Groups of hunters can still be found in Canada, North America, South America, Africa, India, South East Asia, and Australia.



Spreading the Risk

The point of this arrangement is that it spreads risk over a wide area. If a person has had an unproductive day foraging, he knows he can rely on his hxaro partner for food. If there is a general shortage of food within a group, they will turn to hxaro partners in other groups for support. If the problem is even more widespread, they will disperse to their most distant hxaro partners’ lands, and will stay until the localised crisis has passed. This could be for up to two years, so great is the generosity and hospitality extended to hxaro partners. There is such generosity because in their society to look after others is to look after yourself - if others are happy they are happy too.

Hunter-gatherers know that they live off finite resources. They must never take more from one place in a year than can be replaced naturally in the next.  This means that no one is allowed to acquire too much of anything – food, possessions, power, as this may upset the balance, not only of the group, but also of the environment.

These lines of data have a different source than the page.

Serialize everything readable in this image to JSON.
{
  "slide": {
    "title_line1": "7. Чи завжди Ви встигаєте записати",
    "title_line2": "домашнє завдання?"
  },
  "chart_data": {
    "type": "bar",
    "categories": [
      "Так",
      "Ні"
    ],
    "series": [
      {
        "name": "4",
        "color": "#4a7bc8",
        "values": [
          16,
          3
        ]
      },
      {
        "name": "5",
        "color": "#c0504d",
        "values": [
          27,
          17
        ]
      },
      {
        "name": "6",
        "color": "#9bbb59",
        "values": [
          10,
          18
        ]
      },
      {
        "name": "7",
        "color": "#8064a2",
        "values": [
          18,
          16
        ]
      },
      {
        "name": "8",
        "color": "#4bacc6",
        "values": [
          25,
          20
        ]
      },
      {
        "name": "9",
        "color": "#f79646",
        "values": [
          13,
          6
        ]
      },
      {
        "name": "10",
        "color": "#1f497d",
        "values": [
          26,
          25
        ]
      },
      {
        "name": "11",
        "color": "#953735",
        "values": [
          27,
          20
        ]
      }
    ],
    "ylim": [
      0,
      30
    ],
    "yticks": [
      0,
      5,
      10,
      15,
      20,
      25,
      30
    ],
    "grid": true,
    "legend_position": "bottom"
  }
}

If too much is gathered, not enough may be left to enable natural replacement.  So hunter-gatherers have to live not only in harmony with themselves but also with their surroundings.

In our modern society, there is a lot we could learn from hunting people. They could teach us how to take from the land without ruining it for the future. They could teach us to live more harmoniously with one another.   We modern humans have to have more of a sense of conserving our resources for the years to come, rather than taking all we can as quickly as possible.  We need to take less from the planet, we need to find a way of not needing as much stuff.

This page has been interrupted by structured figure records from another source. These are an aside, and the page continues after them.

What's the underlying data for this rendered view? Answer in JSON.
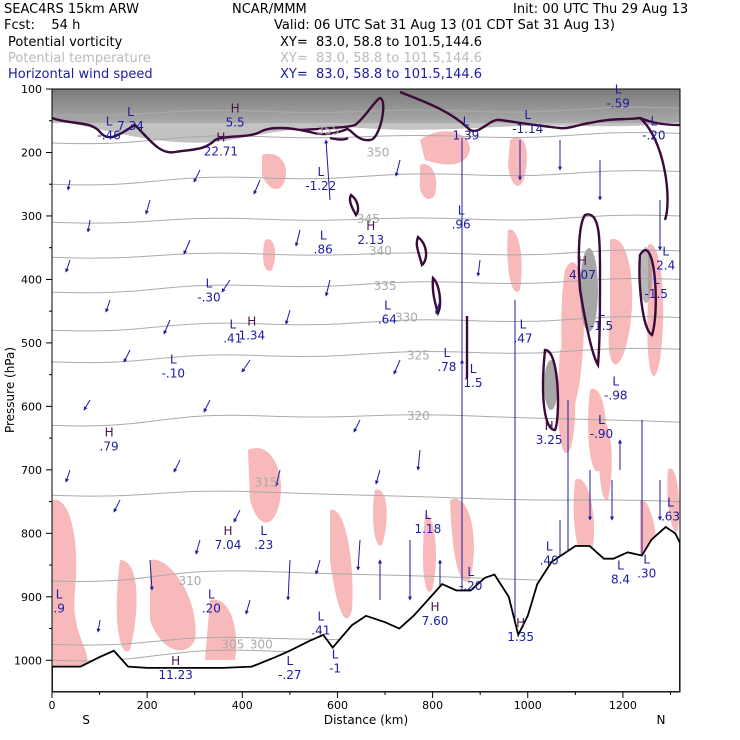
{
  "header": {
    "model": "SEAC4RS 15km ARW",
    "forecast": "Fcst:    54 h",
    "center": "NCAR/MMM",
    "init": "Init: 00 UTC Thu 29 Aug 13",
    "valid": "Valid: 06 UTC Sat 31 Aug 13 (01 CDT Sat 31 Aug 13)",
    "fields": [
      {
        "name": "Potential vorticity",
        "xy": "XY=  83.0, 58.8 to 101.5,144.6",
        "color": "#000000"
      },
      {
        "name": "Potential temperature",
        "xy": "XY=  83.0, 58.8 to 101.5,144.6",
        "color": "#bbbbbb"
      },
      {
        "name": "Horizontal wind speed",
        "xy": "XY=  83.0, 58.8 to 101.5,144.6",
        "color": "#1c1ca0"
      }
    ]
  },
  "chart_data": {
    "type": "cross-section",
    "xlabel": "Distance (km)",
    "ylabel": "Pressure (hPa)",
    "xlim": [
      0,
      1320
    ],
    "ylim": [
      1050,
      100
    ],
    "x_ticks": [
      0,
      200,
      400,
      600,
      800,
      1000,
      1200
    ],
    "y_ticks": [
      100,
      200,
      300,
      400,
      500,
      600,
      700,
      800,
      900,
      1000
    ],
    "x_tick_labels": [
      "0",
      "200",
      "400",
      "600",
      "800",
      "1000",
      "1200"
    ],
    "y_tick_labels": [
      "100",
      "200",
      "300",
      "400",
      "500",
      "600",
      "700",
      "800",
      "900",
      "1000"
    ],
    "endpoint_labels": {
      "left": "S",
      "right": "N"
    },
    "theta_isentropes": [
      {
        "label": "300",
        "p": [
          1000,
          985,
          995,
          1000
        ]
      },
      {
        "label": "305",
        "p": [
          975,
          965,
          970,
          975
        ]
      },
      {
        "label": "310",
        "p": [
          875,
          860,
          870,
          880
        ]
      },
      {
        "label": "315",
        "p": [
          740,
          735,
          745,
          750
        ]
      },
      {
        "label": "320",
        "p": [
          630,
          615,
          615,
          625
        ]
      },
      {
        "label": "325",
        "p": [
          530,
          520,
          515,
          510
        ]
      },
      {
        "label": "330",
        "p": [
          480,
          470,
          465,
          460
        ]
      },
      {
        "label": "335",
        "p": [
          420,
          410,
          405,
          400
        ]
      },
      {
        "label": "340",
        "p": [
          365,
          360,
          360,
          355
        ]
      },
      {
        "label": "345",
        "p": [
          310,
          305,
          305,
          300
        ]
      },
      {
        "label": "350",
        "p": [
          250,
          240,
          235,
          230
        ]
      },
      {
        "label": "355",
        "p": [
          185,
          175,
          175,
          170
        ]
      },
      {
        "label": "360",
        "p": [
          140,
          135,
          135,
          130
        ]
      }
    ],
    "theta_label_positions": [
      {
        "label": "300",
        "x": 440,
        "p": 975
      },
      {
        "label": "305",
        "x": 380,
        "p": 975
      },
      {
        "label": "310",
        "x": 290,
        "p": 875
      },
      {
        "label": "315",
        "x": 450,
        "p": 720
      },
      {
        "label": "320",
        "x": 770,
        "p": 615
      },
      {
        "label": "325",
        "x": 770,
        "p": 520
      },
      {
        "label": "330",
        "x": 745,
        "p": 460
      },
      {
        "label": "335",
        "x": 700,
        "p": 410
      },
      {
        "label": "340",
        "x": 690,
        "p": 355
      },
      {
        "label": "345",
        "x": 665,
        "p": 305
      },
      {
        "label": "350",
        "x": 685,
        "p": 200
      },
      {
        "label": "355",
        "x": 580,
        "p": 165
      }
    ],
    "extrema": [
      {
        "kind": "L",
        "value": "-.46",
        "x": 120,
        "p": 170
      },
      {
        "kind": "L",
        "value": "7.34",
        "x": 165,
        "p": 155
      },
      {
        "kind": "H",
        "value": "22.71",
        "x": 355,
        "p": 195
      },
      {
        "kind": "H",
        "value": "5.5",
        "x": 385,
        "p": 150
      },
      {
        "kind": "L",
        "value": "-1.22",
        "x": 565,
        "p": 250
      },
      {
        "kind": "L",
        "value": ".86",
        "x": 570,
        "p": 350
      },
      {
        "kind": "H",
        "value": "2.13",
        "x": 670,
        "p": 335
      },
      {
        "kind": "L",
        "value": ".96",
        "x": 860,
        "p": 310
      },
      {
        "kind": "L",
        "value": "-.30",
        "x": 330,
        "p": 425
      },
      {
        "kind": "L",
        "value": ".41",
        "x": 380,
        "p": 490
      },
      {
        "kind": "H",
        "value": "1.34",
        "x": 420,
        "p": 485
      },
      {
        "kind": "L",
        "value": ".64",
        "x": 705,
        "p": 460
      },
      {
        "kind": "L",
        "value": ".78",
        "x": 830,
        "p": 535
      },
      {
        "kind": "L",
        "value": "1.5",
        "x": 885,
        "p": 560
      },
      {
        "kind": "L",
        "value": ".47",
        "x": 990,
        "p": 490
      },
      {
        "kind": "H",
        "value": "4.07",
        "x": 1115,
        "p": 390
      },
      {
        "kind": "L",
        "value": "-1.5",
        "x": 1155,
        "p": 470
      },
      {
        "kind": "L",
        "value": "-.98",
        "x": 1185,
        "p": 580
      },
      {
        "kind": "L",
        "value": "-.90",
        "x": 1155,
        "p": 640
      },
      {
        "kind": "H",
        "value": "3.25",
        "x": 1045,
        "p": 650
      },
      {
        "kind": "L",
        "value": "-.10",
        "x": 255,
        "p": 545
      },
      {
        "kind": "H",
        "value": ".79",
        "x": 120,
        "p": 660
      },
      {
        "kind": "H",
        "value": "7.04",
        "x": 370,
        "p": 815
      },
      {
        "kind": "L",
        "value": ".23",
        "x": 445,
        "p": 815
      },
      {
        "kind": "L",
        "value": "1.18",
        "x": 790,
        "p": 790
      },
      {
        "kind": "L",
        "value": ".40",
        "x": 1045,
        "p": 840
      },
      {
        "kind": "L",
        "value": "-.20",
        "x": 880,
        "p": 880
      },
      {
        "kind": "H",
        "value": "7.60",
        "x": 805,
        "p": 935
      },
      {
        "kind": "L",
        "value": ".20",
        "x": 335,
        "p": 915
      },
      {
        "kind": "L",
        "value": ".41",
        "x": 565,
        "p": 950
      },
      {
        "kind": "H",
        "value": "11.23",
        "x": 260,
        "p": 1020
      },
      {
        "kind": "L",
        "value": "-.27",
        "x": 500,
        "p": 1020
      },
      {
        "kind": "H",
        "value": "1.35",
        "x": 985,
        "p": 960
      },
      {
        "kind": "L",
        "value": ".30",
        "x": 1250,
        "p": 860
      },
      {
        "kind": "L",
        "value": "2.4",
        "x": 1290,
        "p": 375
      },
      {
        "kind": "L",
        "value": "-1.5",
        "x": 1270,
        "p": 420
      },
      {
        "kind": "L",
        "value": "-.20",
        "x": 1265,
        "p": 170
      },
      {
        "kind": "L",
        "value": "-.59",
        "x": 1190,
        "p": 120
      },
      {
        "kind": "L",
        "value": "-1.14",
        "x": 1000,
        "p": 160
      },
      {
        "kind": "L",
        "value": "1.39",
        "x": 870,
        "p": 170
      },
      {
        "kind": "L",
        "value": "-1",
        "x": 595,
        "p": 1010
      },
      {
        "kind": "L",
        "value": ".9",
        "x": 15,
        "p": 915
      },
      {
        "kind": "L",
        "value": ".63",
        "x": 1300,
        "p": 770
      },
      {
        "kind": "L",
        "value": "8.4",
        "x": 1195,
        "p": 870
      }
    ],
    "terrain_surface_p": [
      [
        0,
        1010
      ],
      [
        60,
        1010
      ],
      [
        100,
        995
      ],
      [
        130,
        985
      ],
      [
        160,
        1010
      ],
      [
        200,
        1012
      ],
      [
        280,
        1012
      ],
      [
        360,
        1012
      ],
      [
        420,
        1010
      ],
      [
        470,
        995
      ],
      [
        500,
        985
      ],
      [
        540,
        970
      ],
      [
        570,
        960
      ],
      [
        590,
        980
      ],
      [
        630,
        945
      ],
      [
        660,
        930
      ],
      [
        700,
        940
      ],
      [
        730,
        950
      ],
      [
        760,
        930
      ],
      [
        790,
        905
      ],
      [
        820,
        880
      ],
      [
        850,
        890
      ],
      [
        880,
        890
      ],
      [
        910,
        870
      ],
      [
        930,
        865
      ],
      [
        960,
        900
      ],
      [
        980,
        960
      ],
      [
        1000,
        930
      ],
      [
        1020,
        880
      ],
      [
        1050,
        845
      ],
      [
        1080,
        830
      ],
      [
        1100,
        820
      ],
      [
        1130,
        820
      ],
      [
        1160,
        840
      ],
      [
        1180,
        840
      ],
      [
        1210,
        830
      ],
      [
        1240,
        835
      ],
      [
        1260,
        810
      ],
      [
        1290,
        790
      ],
      [
        1310,
        800
      ],
      [
        1320,
        815
      ]
    ]
  }
}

That's not to say that everything we do is bad.  In some hunter-gatherer groups, young people are leaving their clans to go to college and university. There, most learn about either medicine or law. But after this, many return to their homelands to act as doctors, nurses and legal advisors for their own people. They are learning how to adapt to living alongside modern society, about how they can take care of their own people and how they can use our systems - laws, for example - to protect their way of life for generations to come.